J'allais donc entrer là. Non pas seul: une amie m'accompagnait, une amie qui, ce 20 juillet-là, m'accompagnait pour la première fois, et qui, depuis, n'a jamais cessé, même après qu'Allah eut séparé nos destinées, de marcher à côté de moi sur tous les plus durs chemins de ma vie...

Nous étions, elle et moi, fatigués. Devant la porte de la mosquée, trois grandes colonnes de porphyre gisaient, renversées par les siècles; trois colonnes qui, sans doute, soutinrent quelque portique du temple byzantin debout, il y a six cents ans, en ce même lieu... Et, sur le fût d'une de ces trois colonnes, mon amie et moi nous assîmes.

Alors, tout à coup, une chienne turque sortit d'un trou creusé sous la colonne; une très jeune chienne dont les mamelles longues et plates attestaient un allaitement tout juste achevé: une pauvre chienne, dont les côtes saillaient pointues sous la peau. Évidemment, il n'y avait guère à manger dans le quartier, surtout pour une maman dont les bébés, sevrés de la veille, commençaient probablement d'avoir faim sans rime ni raison.

Mon amie appela la chienne, et la chienne, ayant d'abord réfléchi prudemment, vint. Un marchand de pain noir passait fort à propos sur la grande place déserte. Je le hélai et mon amie acheta beaucoup, beaucoup de pain noir. La chienne, éblouie, vit sous ses pattes une semaine pour le moins de liesse et de bombance...
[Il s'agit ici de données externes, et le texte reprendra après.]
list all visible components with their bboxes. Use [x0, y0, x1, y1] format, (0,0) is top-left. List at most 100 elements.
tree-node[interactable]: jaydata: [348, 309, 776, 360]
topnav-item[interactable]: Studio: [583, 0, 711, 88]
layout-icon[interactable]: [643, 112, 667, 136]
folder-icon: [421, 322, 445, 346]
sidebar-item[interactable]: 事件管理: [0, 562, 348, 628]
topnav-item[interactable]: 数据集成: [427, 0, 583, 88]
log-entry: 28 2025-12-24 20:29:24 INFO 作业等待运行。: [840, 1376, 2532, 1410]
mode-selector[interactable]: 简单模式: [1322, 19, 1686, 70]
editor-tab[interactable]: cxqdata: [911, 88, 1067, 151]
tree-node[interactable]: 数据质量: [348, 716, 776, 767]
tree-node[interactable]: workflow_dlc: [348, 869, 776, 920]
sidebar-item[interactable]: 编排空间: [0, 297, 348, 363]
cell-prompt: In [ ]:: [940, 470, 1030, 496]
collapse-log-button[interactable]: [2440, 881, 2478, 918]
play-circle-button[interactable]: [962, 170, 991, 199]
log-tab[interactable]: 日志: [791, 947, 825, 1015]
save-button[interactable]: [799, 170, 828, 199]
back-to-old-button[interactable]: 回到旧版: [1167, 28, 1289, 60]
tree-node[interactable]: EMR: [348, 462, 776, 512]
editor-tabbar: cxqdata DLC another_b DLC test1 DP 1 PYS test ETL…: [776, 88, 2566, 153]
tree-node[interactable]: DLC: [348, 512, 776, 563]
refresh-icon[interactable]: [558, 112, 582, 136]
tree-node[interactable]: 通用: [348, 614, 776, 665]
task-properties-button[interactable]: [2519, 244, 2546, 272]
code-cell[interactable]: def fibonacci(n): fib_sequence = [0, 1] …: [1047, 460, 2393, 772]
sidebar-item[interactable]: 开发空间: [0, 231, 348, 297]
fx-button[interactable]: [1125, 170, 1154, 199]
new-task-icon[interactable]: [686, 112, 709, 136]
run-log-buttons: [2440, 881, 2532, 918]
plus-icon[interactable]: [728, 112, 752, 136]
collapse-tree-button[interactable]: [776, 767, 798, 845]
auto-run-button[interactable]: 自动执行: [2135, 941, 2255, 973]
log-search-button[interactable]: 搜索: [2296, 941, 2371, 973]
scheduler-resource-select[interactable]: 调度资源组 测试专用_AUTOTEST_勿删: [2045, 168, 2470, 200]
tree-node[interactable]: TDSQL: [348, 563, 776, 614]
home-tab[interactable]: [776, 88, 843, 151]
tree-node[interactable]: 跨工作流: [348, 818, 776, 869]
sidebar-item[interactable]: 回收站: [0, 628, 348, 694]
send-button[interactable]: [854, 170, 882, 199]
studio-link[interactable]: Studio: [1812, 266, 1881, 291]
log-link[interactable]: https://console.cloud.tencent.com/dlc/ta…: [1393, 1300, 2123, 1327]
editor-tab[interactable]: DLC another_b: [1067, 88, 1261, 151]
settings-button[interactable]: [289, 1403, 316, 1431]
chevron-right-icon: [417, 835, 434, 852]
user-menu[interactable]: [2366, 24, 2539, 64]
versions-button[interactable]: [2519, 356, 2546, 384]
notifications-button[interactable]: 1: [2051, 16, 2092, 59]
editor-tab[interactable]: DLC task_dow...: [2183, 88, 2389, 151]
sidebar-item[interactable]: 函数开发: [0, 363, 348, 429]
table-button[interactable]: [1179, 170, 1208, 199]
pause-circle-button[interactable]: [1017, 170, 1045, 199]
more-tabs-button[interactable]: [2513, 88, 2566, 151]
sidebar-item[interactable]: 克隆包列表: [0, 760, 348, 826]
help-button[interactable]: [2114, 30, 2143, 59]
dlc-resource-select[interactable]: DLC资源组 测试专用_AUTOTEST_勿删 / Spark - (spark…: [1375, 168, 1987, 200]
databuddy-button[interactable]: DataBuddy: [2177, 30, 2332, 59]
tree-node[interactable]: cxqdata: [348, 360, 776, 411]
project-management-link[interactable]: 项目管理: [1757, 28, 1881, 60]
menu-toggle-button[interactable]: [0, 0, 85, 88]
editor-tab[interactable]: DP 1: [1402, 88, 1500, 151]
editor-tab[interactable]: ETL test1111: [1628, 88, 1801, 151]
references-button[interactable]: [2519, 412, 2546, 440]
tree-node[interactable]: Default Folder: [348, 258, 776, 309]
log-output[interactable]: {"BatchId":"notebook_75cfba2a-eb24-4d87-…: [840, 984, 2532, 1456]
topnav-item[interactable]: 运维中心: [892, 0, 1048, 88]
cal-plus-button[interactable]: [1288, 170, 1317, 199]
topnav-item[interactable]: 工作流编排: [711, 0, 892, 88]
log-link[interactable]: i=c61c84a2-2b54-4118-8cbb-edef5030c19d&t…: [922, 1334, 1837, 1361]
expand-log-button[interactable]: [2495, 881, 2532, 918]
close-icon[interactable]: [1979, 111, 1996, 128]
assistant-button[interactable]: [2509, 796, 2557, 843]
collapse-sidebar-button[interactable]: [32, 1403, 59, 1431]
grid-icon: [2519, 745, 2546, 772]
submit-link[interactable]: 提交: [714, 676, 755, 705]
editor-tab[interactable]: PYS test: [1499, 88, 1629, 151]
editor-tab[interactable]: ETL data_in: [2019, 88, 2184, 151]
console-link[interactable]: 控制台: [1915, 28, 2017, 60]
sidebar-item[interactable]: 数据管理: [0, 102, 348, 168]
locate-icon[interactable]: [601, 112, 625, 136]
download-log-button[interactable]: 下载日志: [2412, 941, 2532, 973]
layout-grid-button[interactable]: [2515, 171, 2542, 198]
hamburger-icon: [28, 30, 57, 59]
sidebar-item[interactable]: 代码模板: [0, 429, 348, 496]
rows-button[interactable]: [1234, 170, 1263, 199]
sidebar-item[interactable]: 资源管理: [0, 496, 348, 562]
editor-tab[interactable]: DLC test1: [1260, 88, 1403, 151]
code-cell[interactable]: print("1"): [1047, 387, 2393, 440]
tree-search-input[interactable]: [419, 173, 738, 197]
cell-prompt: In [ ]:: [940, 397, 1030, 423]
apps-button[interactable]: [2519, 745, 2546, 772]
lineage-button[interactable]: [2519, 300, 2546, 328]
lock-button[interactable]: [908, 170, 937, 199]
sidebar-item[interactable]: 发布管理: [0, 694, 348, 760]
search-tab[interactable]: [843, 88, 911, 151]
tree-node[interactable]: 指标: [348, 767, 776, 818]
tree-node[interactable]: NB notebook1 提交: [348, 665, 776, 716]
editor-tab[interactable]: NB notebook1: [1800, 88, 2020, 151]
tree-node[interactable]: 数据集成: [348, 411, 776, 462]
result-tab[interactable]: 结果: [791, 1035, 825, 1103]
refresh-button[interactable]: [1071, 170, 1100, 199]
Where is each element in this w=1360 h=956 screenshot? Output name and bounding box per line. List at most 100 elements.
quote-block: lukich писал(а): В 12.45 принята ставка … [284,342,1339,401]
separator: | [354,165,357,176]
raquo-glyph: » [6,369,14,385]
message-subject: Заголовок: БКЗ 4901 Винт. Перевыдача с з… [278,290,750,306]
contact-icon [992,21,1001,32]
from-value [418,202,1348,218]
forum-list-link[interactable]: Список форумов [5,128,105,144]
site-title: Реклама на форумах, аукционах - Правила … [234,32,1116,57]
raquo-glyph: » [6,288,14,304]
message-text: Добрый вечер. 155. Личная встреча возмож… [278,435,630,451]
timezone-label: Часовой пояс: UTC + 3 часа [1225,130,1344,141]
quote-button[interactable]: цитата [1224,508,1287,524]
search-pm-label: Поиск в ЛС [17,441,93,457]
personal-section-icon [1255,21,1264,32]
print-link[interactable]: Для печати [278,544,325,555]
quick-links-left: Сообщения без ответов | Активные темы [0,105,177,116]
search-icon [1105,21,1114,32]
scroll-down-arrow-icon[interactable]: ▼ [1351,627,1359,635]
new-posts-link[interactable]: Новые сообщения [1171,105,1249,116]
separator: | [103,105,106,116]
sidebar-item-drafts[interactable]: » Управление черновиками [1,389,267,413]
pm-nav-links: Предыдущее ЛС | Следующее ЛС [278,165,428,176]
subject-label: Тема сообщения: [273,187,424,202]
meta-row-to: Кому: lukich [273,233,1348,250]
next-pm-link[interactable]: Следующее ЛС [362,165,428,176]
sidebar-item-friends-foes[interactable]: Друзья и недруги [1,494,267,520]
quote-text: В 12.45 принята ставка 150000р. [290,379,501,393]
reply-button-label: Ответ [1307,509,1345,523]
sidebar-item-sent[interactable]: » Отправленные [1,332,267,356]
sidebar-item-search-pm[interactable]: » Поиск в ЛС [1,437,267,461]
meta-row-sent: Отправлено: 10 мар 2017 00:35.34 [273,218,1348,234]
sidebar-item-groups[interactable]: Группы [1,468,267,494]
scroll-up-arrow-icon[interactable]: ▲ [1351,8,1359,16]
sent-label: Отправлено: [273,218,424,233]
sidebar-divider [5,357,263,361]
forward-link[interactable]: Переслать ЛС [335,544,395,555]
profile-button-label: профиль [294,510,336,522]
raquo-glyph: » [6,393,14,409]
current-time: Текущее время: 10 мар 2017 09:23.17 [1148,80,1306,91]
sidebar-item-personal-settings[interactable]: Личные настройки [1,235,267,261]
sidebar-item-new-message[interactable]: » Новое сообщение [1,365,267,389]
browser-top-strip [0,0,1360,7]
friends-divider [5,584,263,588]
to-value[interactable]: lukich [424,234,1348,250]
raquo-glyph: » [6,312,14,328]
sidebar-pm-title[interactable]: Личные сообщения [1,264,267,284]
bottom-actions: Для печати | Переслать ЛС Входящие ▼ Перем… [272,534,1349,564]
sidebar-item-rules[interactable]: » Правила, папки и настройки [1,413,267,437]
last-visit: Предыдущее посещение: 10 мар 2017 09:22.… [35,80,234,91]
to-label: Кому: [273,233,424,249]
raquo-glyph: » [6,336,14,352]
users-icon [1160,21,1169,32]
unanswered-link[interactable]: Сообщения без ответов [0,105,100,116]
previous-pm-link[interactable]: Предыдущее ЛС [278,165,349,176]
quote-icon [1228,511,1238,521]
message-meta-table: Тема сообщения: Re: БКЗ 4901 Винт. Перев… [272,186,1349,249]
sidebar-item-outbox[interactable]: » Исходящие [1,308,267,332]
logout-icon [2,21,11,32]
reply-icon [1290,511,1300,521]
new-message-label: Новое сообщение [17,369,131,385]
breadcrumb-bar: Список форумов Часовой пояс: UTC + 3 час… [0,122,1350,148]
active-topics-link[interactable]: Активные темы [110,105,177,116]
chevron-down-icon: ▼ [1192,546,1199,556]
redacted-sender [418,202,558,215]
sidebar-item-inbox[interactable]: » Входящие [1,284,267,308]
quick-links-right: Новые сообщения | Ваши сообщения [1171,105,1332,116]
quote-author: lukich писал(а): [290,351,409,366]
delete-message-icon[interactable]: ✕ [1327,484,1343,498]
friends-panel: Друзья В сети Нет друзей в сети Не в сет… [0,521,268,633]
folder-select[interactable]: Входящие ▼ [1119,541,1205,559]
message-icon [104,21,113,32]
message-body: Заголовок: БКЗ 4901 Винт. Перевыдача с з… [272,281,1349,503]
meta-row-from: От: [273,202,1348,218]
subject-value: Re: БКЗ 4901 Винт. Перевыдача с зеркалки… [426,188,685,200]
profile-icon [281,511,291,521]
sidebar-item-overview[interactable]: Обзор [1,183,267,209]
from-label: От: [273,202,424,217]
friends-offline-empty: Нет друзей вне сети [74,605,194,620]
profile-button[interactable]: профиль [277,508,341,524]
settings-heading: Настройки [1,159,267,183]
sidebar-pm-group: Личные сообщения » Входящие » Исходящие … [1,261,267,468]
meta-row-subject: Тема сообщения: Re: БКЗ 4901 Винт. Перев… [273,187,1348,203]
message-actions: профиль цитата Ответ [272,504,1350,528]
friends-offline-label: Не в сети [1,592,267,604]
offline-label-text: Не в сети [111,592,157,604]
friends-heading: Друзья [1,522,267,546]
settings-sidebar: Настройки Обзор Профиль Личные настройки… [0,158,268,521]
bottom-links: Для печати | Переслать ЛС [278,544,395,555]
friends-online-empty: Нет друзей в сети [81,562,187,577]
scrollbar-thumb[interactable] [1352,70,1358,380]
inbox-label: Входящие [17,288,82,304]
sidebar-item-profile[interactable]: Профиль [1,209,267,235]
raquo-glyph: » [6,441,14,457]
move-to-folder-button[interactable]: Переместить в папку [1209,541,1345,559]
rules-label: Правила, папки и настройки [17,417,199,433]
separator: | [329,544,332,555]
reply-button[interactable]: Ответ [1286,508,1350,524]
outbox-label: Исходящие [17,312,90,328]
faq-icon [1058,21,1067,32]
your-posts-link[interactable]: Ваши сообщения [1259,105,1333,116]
Pénétrée de gratitude, cette chienne-là,--une maman chienne,--voulut prouver sur-le-champ sa joie et sa confiance. Et, pour ce faire, elle fit comme auraient fait toutes les autres mamans de l'univers: plongeant avec précipitation dans son trou, sous la colonne, elle en émergea l'instant d'après, portant à bout de gueule deux chiots, qui étaient les siens, et qu'elle nous présenta dans toutes les règles les plus protocolaires. C'étaient de jolis chiots: aussi potelés, aussi grassouillets que leur mère était elle-même étique, ce dont elle semblait tirer un bien légitime orgueil. Sous nos yeux, pour que nous ne nous méprenions pas sur le sens de cette maigreur et de cet embonpoint significatifs, notre nouvelle amie partagea à coups de dents, entre ses deux marmots, le repas du jour, puis s'en fut remiser en lieu sûr le surplus des provisions. Après quoi, revenant, elle dîna des restes de ses petits, et les chiots laissaient peu de restes. Puis, enfin, la famille entière réintégra sa façon de terrier.

--Quand je ne serai plus ici,--me dit alors mon amie... (elle allait s'en retourner vers son pays très, très lointain, et plus froid que neige et que givre...)--quand je ne serai plus ici, vous reviendrez sur cette place, et vous achèterez encore du pain pour ces mioches et pour leur maman ... n'est-ce pas?... Promettez?...

Je promis. Et je tins. Je revins...

Je revins au bout d'une quinzaine. Sur le même fût de colonne je me rassis. Et la place autour de moi brilla de sa même magnificence. Il faisait le même soleil, éblouissant. Et pourtant, parce que, cette fois, j'étais seul là où nous avions été deux, il me parut que toute la splendeur du lieu était ternie.